From the fall of 2000 to the winter of 2002, the Commonwealth of Massachusetts convened a Special Commission on Complementary and Alternative Medical Practitioners. There were 12 members: 6 legislators, 3 MDs, a naturopath, a lawyer who represented the New England School of Acupuncture, and the chairman, who was also the Director of the Massachusetts Division of Professional Licensure. At the start of deliberations two things became apparent: first, the Commission would concern itself almost exclusively with the petition of “naturopathic physicians” to become licensed health care practitioners in the Commonwealth*; second, there were only two recognizable, medically-sophisticated skeptics among the members. They were Arnold “Bud” Relman, the emeritus editor of the New England Journal of Medicine (appointed by the Massachusetts Board of Registration in Medicine), and I (appointed by the Mass. Medical Society). We expected a third, an MD soon to be appointed by the Commissioner of Public Health, Dr. Howard Koh.

Within a few weeks it became clear that the third MD would not be a skeptic. Dr. Koh, apparently thinking he had found an expert, appointed as his representative David Eisenberg, Director of the Harvard Medical School (HMS) Division for Research and Education in Complementary and Integrative Medical Therapies. Dr. Koh must not have known that in 1997 Dr. Eisenberg had called for

A national listing of licensed alternative medical providers (e.g., chiropractors, acupuncturists, massage therapists, naturopaths, and homeopaths) in each of the 50 states as well as a uniform credentialing process.

Commissioner Koh also must not have known that Dr.
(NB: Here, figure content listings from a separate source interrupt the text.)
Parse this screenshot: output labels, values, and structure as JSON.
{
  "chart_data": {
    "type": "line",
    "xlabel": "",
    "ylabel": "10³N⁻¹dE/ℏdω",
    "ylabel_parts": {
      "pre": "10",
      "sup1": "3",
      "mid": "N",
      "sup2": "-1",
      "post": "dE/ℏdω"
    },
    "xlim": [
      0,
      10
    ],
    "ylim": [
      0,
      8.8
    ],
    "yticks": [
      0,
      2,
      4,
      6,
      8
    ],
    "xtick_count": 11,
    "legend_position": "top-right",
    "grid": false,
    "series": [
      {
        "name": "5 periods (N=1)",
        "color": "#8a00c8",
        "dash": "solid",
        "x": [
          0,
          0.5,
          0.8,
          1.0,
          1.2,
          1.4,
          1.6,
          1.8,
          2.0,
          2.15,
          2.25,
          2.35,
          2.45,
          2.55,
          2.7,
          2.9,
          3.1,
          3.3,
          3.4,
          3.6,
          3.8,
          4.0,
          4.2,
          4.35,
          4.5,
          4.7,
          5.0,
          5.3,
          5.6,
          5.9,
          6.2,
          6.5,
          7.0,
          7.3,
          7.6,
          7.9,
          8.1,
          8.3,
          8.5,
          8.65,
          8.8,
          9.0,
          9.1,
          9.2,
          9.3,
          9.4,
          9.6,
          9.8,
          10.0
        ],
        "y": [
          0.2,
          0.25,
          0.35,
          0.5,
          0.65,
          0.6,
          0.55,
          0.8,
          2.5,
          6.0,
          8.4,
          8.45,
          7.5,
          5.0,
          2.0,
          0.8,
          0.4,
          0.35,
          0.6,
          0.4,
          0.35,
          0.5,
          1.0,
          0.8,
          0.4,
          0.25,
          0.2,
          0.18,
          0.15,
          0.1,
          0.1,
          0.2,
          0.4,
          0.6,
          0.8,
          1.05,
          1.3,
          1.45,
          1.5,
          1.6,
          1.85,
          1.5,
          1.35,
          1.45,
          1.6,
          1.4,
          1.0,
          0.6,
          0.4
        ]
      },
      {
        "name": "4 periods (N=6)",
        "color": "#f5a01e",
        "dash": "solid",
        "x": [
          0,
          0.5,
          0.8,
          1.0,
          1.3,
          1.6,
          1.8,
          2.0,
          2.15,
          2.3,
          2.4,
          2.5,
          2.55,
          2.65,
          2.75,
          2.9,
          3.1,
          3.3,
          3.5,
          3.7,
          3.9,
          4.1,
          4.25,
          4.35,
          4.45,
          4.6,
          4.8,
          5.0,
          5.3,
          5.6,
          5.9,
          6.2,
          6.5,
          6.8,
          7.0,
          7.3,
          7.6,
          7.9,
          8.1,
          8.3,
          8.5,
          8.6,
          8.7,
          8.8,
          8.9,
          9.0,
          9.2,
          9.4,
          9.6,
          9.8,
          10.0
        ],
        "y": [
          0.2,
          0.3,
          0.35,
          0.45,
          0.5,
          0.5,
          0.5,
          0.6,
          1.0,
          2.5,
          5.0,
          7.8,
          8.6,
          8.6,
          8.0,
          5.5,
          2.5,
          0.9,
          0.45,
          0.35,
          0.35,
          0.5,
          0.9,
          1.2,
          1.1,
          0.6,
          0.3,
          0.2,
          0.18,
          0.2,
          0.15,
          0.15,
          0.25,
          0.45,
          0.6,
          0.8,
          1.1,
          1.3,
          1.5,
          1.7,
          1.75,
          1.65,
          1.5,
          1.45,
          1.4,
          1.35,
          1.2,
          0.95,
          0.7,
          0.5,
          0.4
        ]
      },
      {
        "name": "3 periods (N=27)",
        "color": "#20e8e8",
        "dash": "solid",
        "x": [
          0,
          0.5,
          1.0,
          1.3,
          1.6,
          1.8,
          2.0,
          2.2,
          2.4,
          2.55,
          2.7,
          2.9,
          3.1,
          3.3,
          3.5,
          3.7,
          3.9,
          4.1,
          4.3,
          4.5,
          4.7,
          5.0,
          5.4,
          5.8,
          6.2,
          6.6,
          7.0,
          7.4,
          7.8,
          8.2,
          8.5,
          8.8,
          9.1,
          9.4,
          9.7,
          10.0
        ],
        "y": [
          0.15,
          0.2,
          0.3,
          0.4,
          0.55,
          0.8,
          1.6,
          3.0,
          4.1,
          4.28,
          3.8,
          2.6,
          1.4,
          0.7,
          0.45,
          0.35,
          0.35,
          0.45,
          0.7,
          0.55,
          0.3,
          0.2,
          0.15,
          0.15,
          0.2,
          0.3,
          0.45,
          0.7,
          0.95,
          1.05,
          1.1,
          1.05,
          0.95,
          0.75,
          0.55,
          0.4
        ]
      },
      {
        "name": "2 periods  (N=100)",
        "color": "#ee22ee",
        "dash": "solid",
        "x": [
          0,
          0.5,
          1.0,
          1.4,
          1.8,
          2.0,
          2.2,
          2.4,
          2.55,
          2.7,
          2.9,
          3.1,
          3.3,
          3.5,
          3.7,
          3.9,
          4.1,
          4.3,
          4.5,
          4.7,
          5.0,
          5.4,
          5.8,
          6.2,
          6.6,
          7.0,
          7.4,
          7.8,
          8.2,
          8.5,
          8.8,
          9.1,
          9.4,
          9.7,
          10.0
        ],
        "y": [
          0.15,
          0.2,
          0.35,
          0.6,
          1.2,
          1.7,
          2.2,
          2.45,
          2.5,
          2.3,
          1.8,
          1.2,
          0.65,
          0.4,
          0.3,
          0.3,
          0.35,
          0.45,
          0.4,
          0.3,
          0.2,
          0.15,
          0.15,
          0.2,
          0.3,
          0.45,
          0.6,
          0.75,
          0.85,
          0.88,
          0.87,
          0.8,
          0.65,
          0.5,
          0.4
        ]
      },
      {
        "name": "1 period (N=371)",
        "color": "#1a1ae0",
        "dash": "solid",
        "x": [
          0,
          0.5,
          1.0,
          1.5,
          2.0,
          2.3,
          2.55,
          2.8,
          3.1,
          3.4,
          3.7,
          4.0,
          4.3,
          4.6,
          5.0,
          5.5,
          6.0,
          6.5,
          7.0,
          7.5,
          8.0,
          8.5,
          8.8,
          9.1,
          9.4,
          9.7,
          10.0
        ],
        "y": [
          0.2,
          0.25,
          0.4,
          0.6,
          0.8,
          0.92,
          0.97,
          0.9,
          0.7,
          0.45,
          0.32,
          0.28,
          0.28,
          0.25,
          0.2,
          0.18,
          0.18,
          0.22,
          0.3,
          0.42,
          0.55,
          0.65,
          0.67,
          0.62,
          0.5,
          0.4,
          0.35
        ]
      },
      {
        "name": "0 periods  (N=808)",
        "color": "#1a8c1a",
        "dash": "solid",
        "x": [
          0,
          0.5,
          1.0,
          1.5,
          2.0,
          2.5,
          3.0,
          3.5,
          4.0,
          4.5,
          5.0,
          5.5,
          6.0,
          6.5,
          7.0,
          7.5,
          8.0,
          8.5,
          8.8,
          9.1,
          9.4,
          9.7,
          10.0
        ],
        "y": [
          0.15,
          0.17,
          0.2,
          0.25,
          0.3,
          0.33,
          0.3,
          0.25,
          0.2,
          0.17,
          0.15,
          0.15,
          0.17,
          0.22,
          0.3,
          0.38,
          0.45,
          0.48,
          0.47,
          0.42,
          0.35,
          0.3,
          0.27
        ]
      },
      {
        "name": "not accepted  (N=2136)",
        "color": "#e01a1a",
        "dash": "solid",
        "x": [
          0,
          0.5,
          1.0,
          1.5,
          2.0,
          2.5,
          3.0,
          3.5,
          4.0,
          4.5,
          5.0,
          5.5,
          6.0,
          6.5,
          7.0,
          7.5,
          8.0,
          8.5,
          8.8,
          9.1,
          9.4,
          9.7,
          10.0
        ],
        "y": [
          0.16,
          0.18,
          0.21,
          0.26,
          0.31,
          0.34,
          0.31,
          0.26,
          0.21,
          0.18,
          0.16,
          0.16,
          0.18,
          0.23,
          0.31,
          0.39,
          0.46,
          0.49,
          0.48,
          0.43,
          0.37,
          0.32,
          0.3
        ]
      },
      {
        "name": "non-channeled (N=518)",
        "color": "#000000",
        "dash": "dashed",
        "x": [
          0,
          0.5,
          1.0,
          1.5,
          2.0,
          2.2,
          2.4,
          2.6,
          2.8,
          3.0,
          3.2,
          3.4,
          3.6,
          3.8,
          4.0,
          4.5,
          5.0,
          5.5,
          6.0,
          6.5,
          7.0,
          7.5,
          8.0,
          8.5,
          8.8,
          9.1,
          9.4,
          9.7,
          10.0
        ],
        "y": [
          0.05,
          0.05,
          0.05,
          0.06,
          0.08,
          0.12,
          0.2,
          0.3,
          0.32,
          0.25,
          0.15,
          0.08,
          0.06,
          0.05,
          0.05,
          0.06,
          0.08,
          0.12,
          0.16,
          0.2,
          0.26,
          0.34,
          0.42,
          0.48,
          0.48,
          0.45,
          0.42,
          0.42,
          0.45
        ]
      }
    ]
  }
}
Eisenberg had received or was currently receiving funds from several sources committed to furthering the ambitions of ”CAM” practitioners in general or of “naturopathic physicians” in particular: the NCCAM, the Fetzer Institute, the New York Chiropractic College, Cambridge Muscular Therapy Institute, New England School of Acupuncture, American Specialty Health Plan, and the Southwest College of Naturopathic Medicine.